Or ainsi que le premier juge l'a retenu à juste titre, il se déduit des pièces de la procédure et notamment des propres déclarations de l'étranger qu'il comprend « très bien » le français ce dont atteste ses réponses particulièrement circonstanciées aux questions précises des enquêteurs dans le cadre de sa garde-à-vue. il est également indiqué aux termes des procès-verbaux de la procédure, qui font foi jusqu'à inscription de faux que les droits de l'intéressés lui ont été lus. En considération de ces éléments, la présence d'un interprète n'était nullement nécessaire.
Ce moyen sera rejeté.
- Sur l'irrégularité du placement en rétention administrative et les garanties de représentation
Ainsi que le premier juge l'a retenu, l'étranger ne peut arguer du défaut de la présence d'un interprète dans la mesure où il est établi par les éléments de la procédure qu'il comprend parfaitement le français de sorte que ce moyen sera également rejeté.

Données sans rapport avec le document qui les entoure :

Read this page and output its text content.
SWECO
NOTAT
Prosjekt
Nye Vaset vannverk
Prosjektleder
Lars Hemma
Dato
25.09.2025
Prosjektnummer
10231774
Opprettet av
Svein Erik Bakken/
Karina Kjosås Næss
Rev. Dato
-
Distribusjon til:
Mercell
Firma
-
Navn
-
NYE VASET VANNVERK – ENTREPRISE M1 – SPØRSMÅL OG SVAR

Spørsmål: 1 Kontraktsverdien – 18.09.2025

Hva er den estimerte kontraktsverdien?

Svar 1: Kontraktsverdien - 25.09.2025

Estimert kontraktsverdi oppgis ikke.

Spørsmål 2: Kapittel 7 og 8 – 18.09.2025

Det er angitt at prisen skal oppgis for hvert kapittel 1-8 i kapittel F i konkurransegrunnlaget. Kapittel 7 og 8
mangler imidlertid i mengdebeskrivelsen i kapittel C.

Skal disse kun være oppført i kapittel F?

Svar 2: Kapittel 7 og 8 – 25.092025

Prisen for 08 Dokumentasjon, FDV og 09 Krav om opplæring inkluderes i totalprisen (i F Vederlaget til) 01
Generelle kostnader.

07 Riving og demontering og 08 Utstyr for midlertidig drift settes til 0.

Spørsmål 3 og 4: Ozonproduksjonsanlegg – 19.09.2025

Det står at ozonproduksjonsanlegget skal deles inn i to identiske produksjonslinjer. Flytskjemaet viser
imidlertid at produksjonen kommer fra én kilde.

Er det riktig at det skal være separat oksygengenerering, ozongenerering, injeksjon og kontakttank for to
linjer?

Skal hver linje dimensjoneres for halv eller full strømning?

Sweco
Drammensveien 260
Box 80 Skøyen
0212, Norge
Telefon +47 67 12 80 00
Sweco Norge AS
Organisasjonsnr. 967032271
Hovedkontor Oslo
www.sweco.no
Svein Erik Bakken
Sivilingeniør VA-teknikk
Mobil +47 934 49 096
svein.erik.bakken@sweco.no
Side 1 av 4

Par ailleurs, il résulte de l'article L741-1 du Code de L'entrée et du Séjour des étrangers et du Droit d'asile que peut-être placé en rétention par l'autorité administrative dans des locaux ne relevant pas de l'administration pénitentiaire, l'étranger qui ne présente pas de garanties de représentation effectives propres c'est-à-dire notamment lorsqu'il existe un risque que l'étranger se soustraie à cette obligation, risque qui, selon les mêmes dispositions peut être regardé comme établi sauf circonstances particulières lorsque l'étranger s'est soustrait à l'exécution d'une précédente mesure d'éloignement ou lorsqu'il ne présente pas de garantie de représentation suffisante, notamment parce qu'il ne peut justifier de la possession de documents d'identité ou de voyage en cours de validité.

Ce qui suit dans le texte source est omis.